¿Se corrompió la corrupción?

Guillermo Rodríguez repasa la situación del escándalo Odebrecht y el desprestigio institucional al que hemos llegado.

Por Guillermo Rodríguez

Nunca antes en los últimos 20 años se había visto el desborde de la corrupción administrativa en Colombia; en años anteriores un aforismo propio de campaña del entonces presidente Turbay indicaba “llevar la corrupción a sus justas proporciones”, y no estaba de más que en su momento así lo indicara; hoy por hoy el descontento y desenfreno de actos impropios al deber ser de la función pública no tiene precedente alguno, sin embargo llama la atención que por cuenta del escándalo más reciente, Odebrecht, se han opacado asuntos de igual o mayor trascendencia, como por ejemplo el escándalo de la probable entrega de 12 millones de dólares de la mafia a dos cercanos asesores de la actual administración.

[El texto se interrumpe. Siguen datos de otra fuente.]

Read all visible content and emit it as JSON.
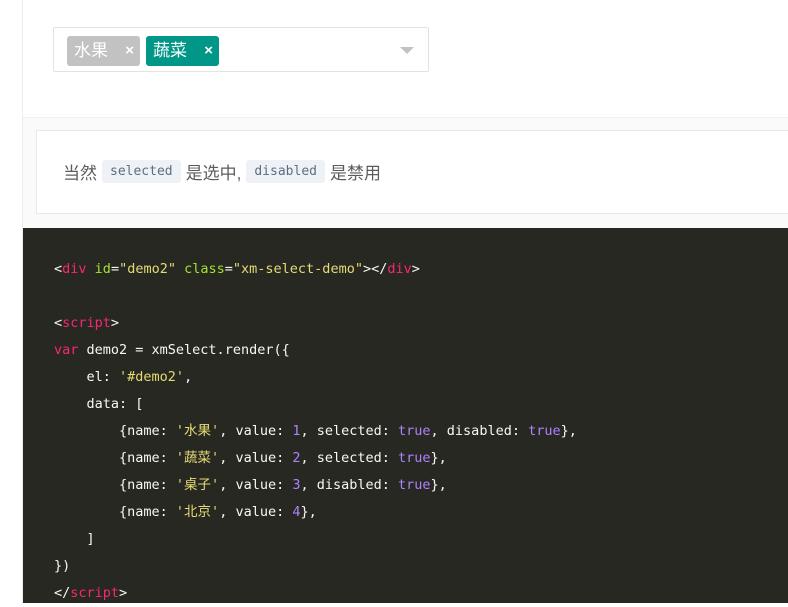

De los sobornos de la firma brasileña pocos se han salvado, pero vale indicar que son más los funcionarios cuestionados de la actual administración que los de administraciones anteriores, lo único cierto es que quizás el actor más cercano a los recursos de Odebrecht en el actual Gobierno son sin duda las Farc, ya en anteriores columnas se cuestionó el silencio “cómplice” de este grupo en el asunto, en el que por cuenta de corrupción administrativa fueron a parar a filiales de la empresa brasileña 120.000 millones que estaban destinados al campesinado de Colombia. Ante esos hechos el grupo ilegal no menciona absolutamente nada, bastaba saber el porqué.

Marcelo Odebrecht, cabeza en jefe de la multilatina corrupta, en su más reciente declaración a la revista Veja, indica que desde hace cerca de 20 años venía dando a las Farc cuantiosas sumas de dinero en razón de poder tener operaciones en zonas donde tenía presencia el grupo guerrillero; es que es apenas obvio y muy diciente la manera en que los “padres” de la moralidad pública, como nos quieren hacer ver hoy en día a las Farc y sus cabecillas, miran a otro lado cuando de Odebrecht se trata, de igual forma cuando se les cuestiona por la entrega de los menores reclutados por sus frentes, como su influencia operativa en zonas donde los cultivos de coca van en aumento.

Es que las más de 200.000 nuevas hectáreas de coca, y las que se suman, extrañamente, son en donde se siente la presencia de las Farc y en donde históricamente han ejercido cierto control. El departamento de Estado junto con el Justicia de los Estados Unidos han presentado públicamente sus reparos al asunto del narcotráfico, en razón del evidente aumento de narcocultivos en Colombia, asunto que en administraciones anteriores había sido enfrentado con verticalidad constante; la labor de la Fiscalía General de la Nación en el caso Odebrecht ha sido muy valiosa, pues ya están indagadas las exministras Gina Parody y Cecilia Álvarez, por la adición al contrato de la Ruta del Sol por cerca de un billón de pesos sin licitación alguna.

Hay mucho silencio en relación con esos 120.000 millones que le “regalaron” en el Banco Agrario a la compañía Navelena, filial de Odebrecht en Colombia. Sería buenísimo que la Fiscalía indagara las relaciones de miembros de la junta directiva del banco, sus familiares y amigos, con todas las filiales de Odebrecht, muy seguramente encontrará perlas que llevarán a nuevos escándalos. Por lo pronto solo podemos decir que eso sí está documentado; por el contrario, no existe indicio alguno que lleve a pensar que Óscar Iván Zuluaga, candidato del Centro Democrático, autorizó en su momento o propició el pago de una factura a un asesor de parte de un “lambón” a su campaña.